London - Security will be beefed up at next year's World Pie-Eating Championships after another logistics lapse saw the 2014 contest declared null and void, organisers said Friday.
“Every year something goes wrong. It's shocking. It's terrible,” said Tony Callaghan, owner of Harry's Bar in the north-west England city of Wigan, where the annual championships have been held since 1992.
On Thursday contestants tackled meat-and-potato pastries. But a delivery mix-up left them eating pies double the corrects size.
“The rules are that the reigning champion keeps the pies under lock and key the night before but we couldn't find him so the pies were delivered just 30 minutes before the contest started,” Callaghan said. “We just had to go on.”
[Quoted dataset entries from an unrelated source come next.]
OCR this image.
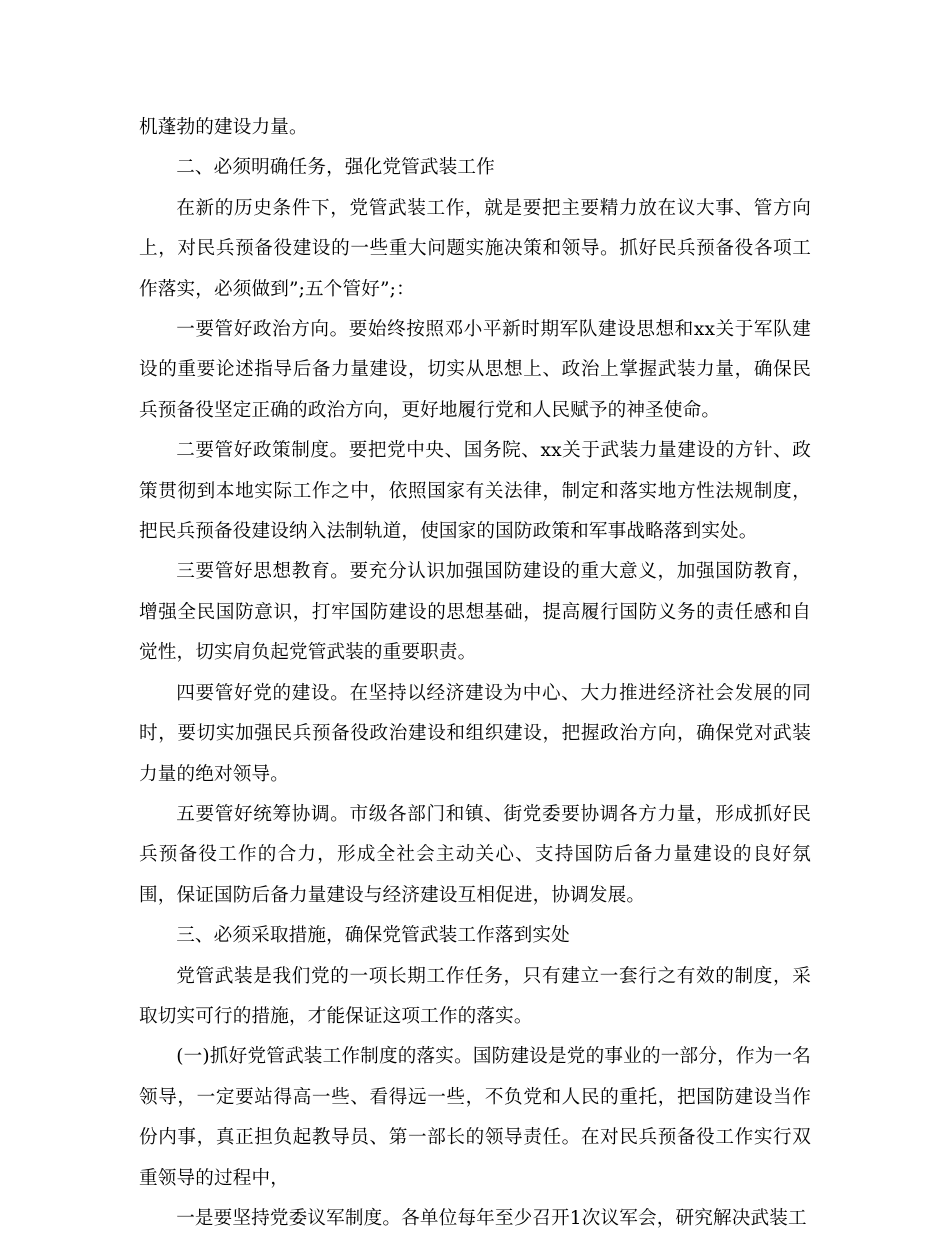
机蓬勃的建设力量。

二、必须明确任务，强化党管武装工作

在新的历史条件下，党管武装工作，就是要把主要精力放在议大事、管方向上，对民兵预备役建设的一些重大问题实施决策和领导。抓好民兵预备役各项工作落实，必须做到”;五个管好”;：

一要管好政治方向。要始终按照邓小平新时期军队建设思想和xx关于军队建设的重要论述指导后备力量建设，切实从思想上、政治上掌握武装力量，确保民兵预备役坚定正确的政治方向，更好地履行党和人民赋予的神圣使命。

二要管好政策制度。要把党中央、国务院、xx关于武装力量建设的方针、政策贯彻到本地实际工作之中，依照国家有关法律，制定和落实地方性法规制度，把民兵预备役建设纳入法制轨道，使国家的国防政策和军事战略落到实处。

三要管好思想教育。要充分认识加强国防建设的重大意义，加强国防教育，增强全民国防意识，打牢国防建设的思想基础，提高履行国防义务的责任感和自觉性，切实肩负起党管武装的重要职责。

四要管好党的建设。在坚持以经济建设为中心、大力推进经济社会发展的同时，要切实加强民兵预备役政治建设和组织建设，把握政治方向，确保党对武装力量的绝对领导。

五要管好统筹协调。市级各部门和镇、街党委要协调各方力量，形成抓好民兵预备役工作的合力，形成全社会主动关心、支持国防后备力量建设的良好氛围，保证国防后备力量建设与经济建设互相促进，协调发展。

三、必须采取措施，确保党管武装工作落到实处

党管武装是我们党的一项长期工作任务，只有建立一套行之有效的制度，采取切实可行的措施，才能保证这项工作的落实。

(一)抓好党管武装工作制度的落实。国防建设是党的事业的一部分，作为一名领导，一定要站得高一些、看得远一些，不负党和人民的重托，把国防建设当作份内事，真正担负起教导员、第一部长的领导责任。在对民兵预备役工作实行双重领导的过程中，

一是要坚持党委议军制度。各单位每年至少召开1次议军会，研究解决武装工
The savouries should be 12 centimetres across, 3.5 centimetres deep and with a wall angle of 15 degrees.
Controversy has dogged the competition over its 22 years.
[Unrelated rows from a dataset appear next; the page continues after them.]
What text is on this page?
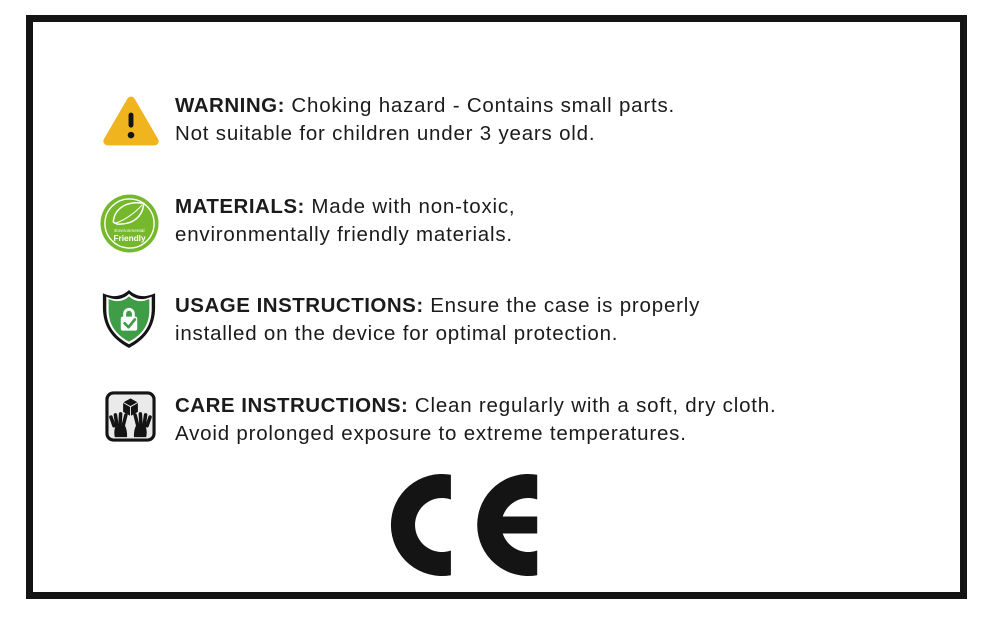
WARNING: Choking hazard - Contains small parts.
Not suitable for children under 3 years old.

Environmental
Friendly

MATERIALS: Made with non-toxic,
environmentally friendly materials.

USAGE INSTRUCTIONS: Ensure the case is properly
installed on the device for optimal protection.

CARE INSTRUCTIONS: Clean regularly with a soft, dry cloth.
Avoid prolonged exposure to extreme temperatures.
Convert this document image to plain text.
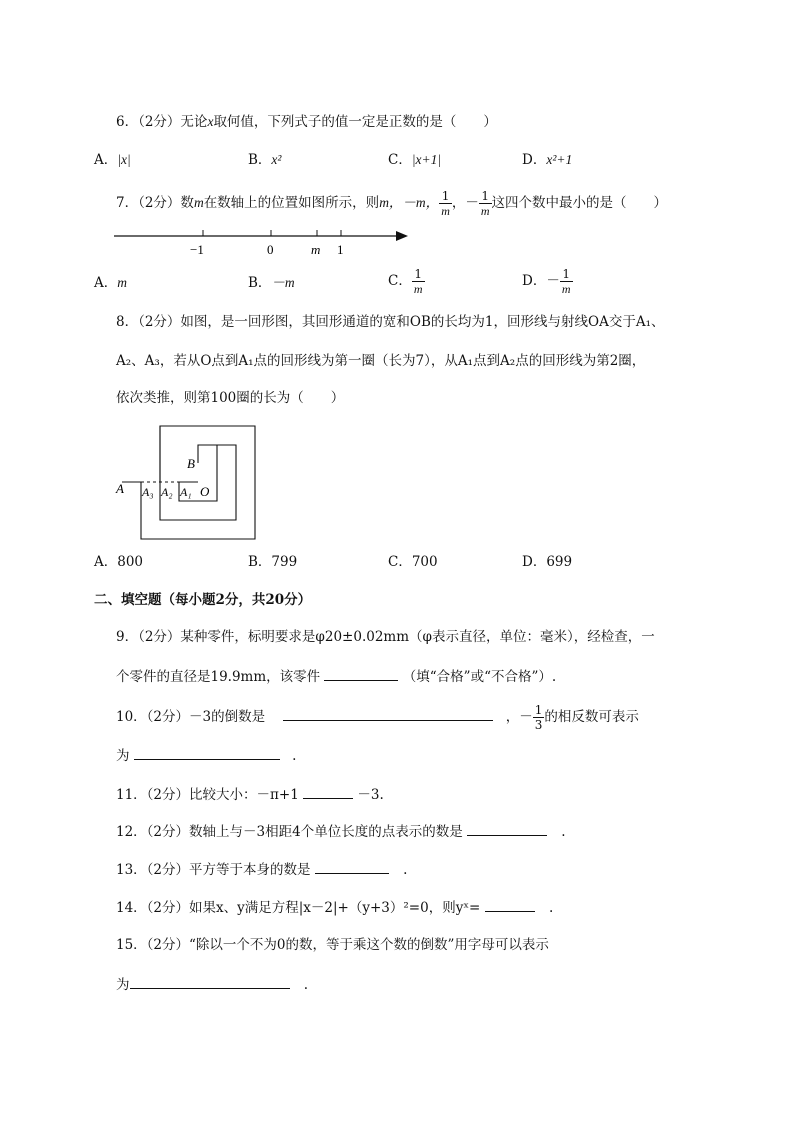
6．（2分）无论x取何值，下列式子的值一定是正数的是（　　）
A．|x|	B．x²	C．|x+1|	D．x²+1
7．（2分）数m在数轴上的位置如图所示，则m，－m， $\frac{1}{m}$ ，－ $\frac{1}{m}$ 这四个数中最小的是（　　）
−1	0	m 1
A．m	B．－m	C． $\frac{1}{m}$	D．－ $\frac{1}{m}$
8．（2分）如图，是一回形图，其回形通道的宽和OB的长均为1，回形线与射线OA交于A₁、
A₂、A₃，若从O点到A₁点的回形线为第一圈（长为7），从A₁点到A₂点的回形线为第2圈，
依次类推，则第100圈的长为（　　）
A A₃ A₂ A₁ O
B
A．800	B．799	C．700	D．699
二、填空题（每小题2分，共20分）
9．（2分）某种零件，标明要求是φ20±0.02mm（φ表示直径，单位：毫米），经检查，一
个零件的直径是19.9mm，该零件	（填“合格”或“不合格”）.
10．（2分）－3的倒数是	，－ $\frac{1}{3}$ 的相反数可表示
为	.
11．（2分）比较大小：－π+1	－3.
12．（2分）数轴上与－3相距4个单位长度的点表示的数是	.
13．（2分）平方等于本身的数是	.
14．（2分）如果x、y满足方程|x－2|+（y+3）²=0，则yˣ=	.
15．（2分）“除以一个不为0的数，等于乘这个数的倒数”用字母可以表示
为	.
There was a protest when Australian rugby international Matt Dunning became the first foreigner to win in 2006.
Three years later “outside gravy” was banned because the winning pie went down in just 35.86 seconds. Umpires said extra gravy, now banned, was slashing swallowing time by up to 1.5 seconds.
In 2010 the winner was disqualified after angry fellow competitors pointed to remnant pastry on the floor.
Rigby, the 2009 winner, is likely to be allowed to keep the trophy despite the controversy.
Talking about technique, the part-time fitness instructor said there was a “lot of thinking involved” but that the “basic rule is bite, swallow, bite, swallow and breathe through your nose.”